There are three major credit bureaus in the U.S., Experian is one of them. Through a third-party vendor connected to their data, criminals paid for an account with Experian, posing as U.S. private investigators, while they were based in Vietnam and they paid for the account with wire transfers from Singapore. No red flags there, no siree!
The criminals had an Experian account for a year. So clearly Experian was doing zero due diligence to make sure their systems were only being accessed by the people who should be accessing them. As long as the checks came in, they didn’t care. The criminals had everything on people that would allow them to do a full impersonation: name, address, social security number, mother’s maiden name, job info, bank account info including routing numbers, etc. The indictment of the head of the operation alleges that they bought and sold information on half a million people. Secret Service lured him out of Vietnam to Guam where he was arrested and moved to New Hampshire where he’s facing 15 criminal counts that could amount to basically a life sentence if he’s convicted on all counts.
The greatest irony is the fact that Experian claims they are data breach experts and sell credit monitoring services to observe to see whether your info is compromised.

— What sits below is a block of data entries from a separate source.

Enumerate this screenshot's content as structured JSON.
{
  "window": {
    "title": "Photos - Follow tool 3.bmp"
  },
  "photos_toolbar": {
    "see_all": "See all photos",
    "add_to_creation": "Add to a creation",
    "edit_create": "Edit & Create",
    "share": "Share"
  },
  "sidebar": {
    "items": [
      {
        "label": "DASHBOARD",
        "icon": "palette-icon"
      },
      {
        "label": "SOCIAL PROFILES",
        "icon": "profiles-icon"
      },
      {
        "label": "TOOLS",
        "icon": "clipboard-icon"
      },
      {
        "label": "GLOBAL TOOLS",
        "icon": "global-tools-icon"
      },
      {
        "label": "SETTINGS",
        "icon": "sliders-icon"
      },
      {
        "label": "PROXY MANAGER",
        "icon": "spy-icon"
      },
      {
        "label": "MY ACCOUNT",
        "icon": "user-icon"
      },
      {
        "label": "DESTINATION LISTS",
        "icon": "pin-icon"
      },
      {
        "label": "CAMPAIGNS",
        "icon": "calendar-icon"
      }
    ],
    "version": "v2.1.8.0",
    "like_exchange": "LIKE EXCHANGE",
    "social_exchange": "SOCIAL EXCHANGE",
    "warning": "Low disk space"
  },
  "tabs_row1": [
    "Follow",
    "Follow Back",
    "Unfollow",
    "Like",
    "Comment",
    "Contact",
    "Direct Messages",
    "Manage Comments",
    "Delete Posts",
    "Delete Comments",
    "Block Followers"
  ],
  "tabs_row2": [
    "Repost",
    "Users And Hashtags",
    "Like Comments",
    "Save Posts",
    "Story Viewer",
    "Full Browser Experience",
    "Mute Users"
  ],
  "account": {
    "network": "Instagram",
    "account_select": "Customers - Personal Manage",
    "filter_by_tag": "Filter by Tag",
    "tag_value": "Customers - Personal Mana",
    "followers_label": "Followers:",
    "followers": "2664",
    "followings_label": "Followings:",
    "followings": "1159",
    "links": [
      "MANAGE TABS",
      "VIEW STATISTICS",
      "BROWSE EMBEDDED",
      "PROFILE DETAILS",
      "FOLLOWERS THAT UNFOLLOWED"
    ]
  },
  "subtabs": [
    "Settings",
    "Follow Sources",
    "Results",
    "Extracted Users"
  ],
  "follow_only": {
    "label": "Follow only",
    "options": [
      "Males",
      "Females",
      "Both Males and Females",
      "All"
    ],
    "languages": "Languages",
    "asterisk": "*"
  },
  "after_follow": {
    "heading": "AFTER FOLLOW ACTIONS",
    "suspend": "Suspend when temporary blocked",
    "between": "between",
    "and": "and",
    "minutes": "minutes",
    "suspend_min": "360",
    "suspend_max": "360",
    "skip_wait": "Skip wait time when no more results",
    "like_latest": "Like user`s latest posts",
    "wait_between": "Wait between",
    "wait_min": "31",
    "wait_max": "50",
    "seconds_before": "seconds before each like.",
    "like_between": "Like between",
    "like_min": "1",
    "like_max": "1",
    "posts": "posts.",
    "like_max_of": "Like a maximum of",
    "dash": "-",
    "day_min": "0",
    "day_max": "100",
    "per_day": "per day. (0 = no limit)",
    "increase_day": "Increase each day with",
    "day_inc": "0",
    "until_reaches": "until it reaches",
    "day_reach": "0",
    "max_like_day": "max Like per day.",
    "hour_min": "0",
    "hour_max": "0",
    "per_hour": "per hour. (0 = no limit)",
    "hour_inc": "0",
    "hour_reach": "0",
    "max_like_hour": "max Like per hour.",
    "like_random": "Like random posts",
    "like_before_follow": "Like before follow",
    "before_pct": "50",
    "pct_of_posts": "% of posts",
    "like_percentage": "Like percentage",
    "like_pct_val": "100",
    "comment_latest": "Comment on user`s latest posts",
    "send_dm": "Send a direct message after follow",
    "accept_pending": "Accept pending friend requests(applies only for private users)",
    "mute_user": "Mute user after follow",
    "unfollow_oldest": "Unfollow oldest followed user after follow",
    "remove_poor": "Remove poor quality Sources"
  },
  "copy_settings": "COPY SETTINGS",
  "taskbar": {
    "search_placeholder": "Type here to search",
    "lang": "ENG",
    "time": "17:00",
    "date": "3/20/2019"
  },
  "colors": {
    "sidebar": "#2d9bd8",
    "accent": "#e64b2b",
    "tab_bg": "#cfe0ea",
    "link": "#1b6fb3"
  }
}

Last month Krebs broke a story of how LexisNexis, Dunn & Bradstreet, and a service called Kroll were compromised by identity theft criminals. LexisNexis is an invaluable tool for attorneys, but also for crooks. It’s also a pay-for service, but apparently free accounts are given to law students all over the country, and one such inactive account was compromised to gain access to the service for criminals. Again, all the information that you’d need to impersonate someone or get credit issued in their name was available through their service.
The way this compromise was discovered is kind of interesting. The information was found on a criminal web site called SSNDOB which sold the info, their site got hacked and plundered by other hackers, and their database was posted publicly, the records had a field that showed where it came from, with codes such as DNB, LX, etc. Quickly a botnet was discovered and everything was unraveled.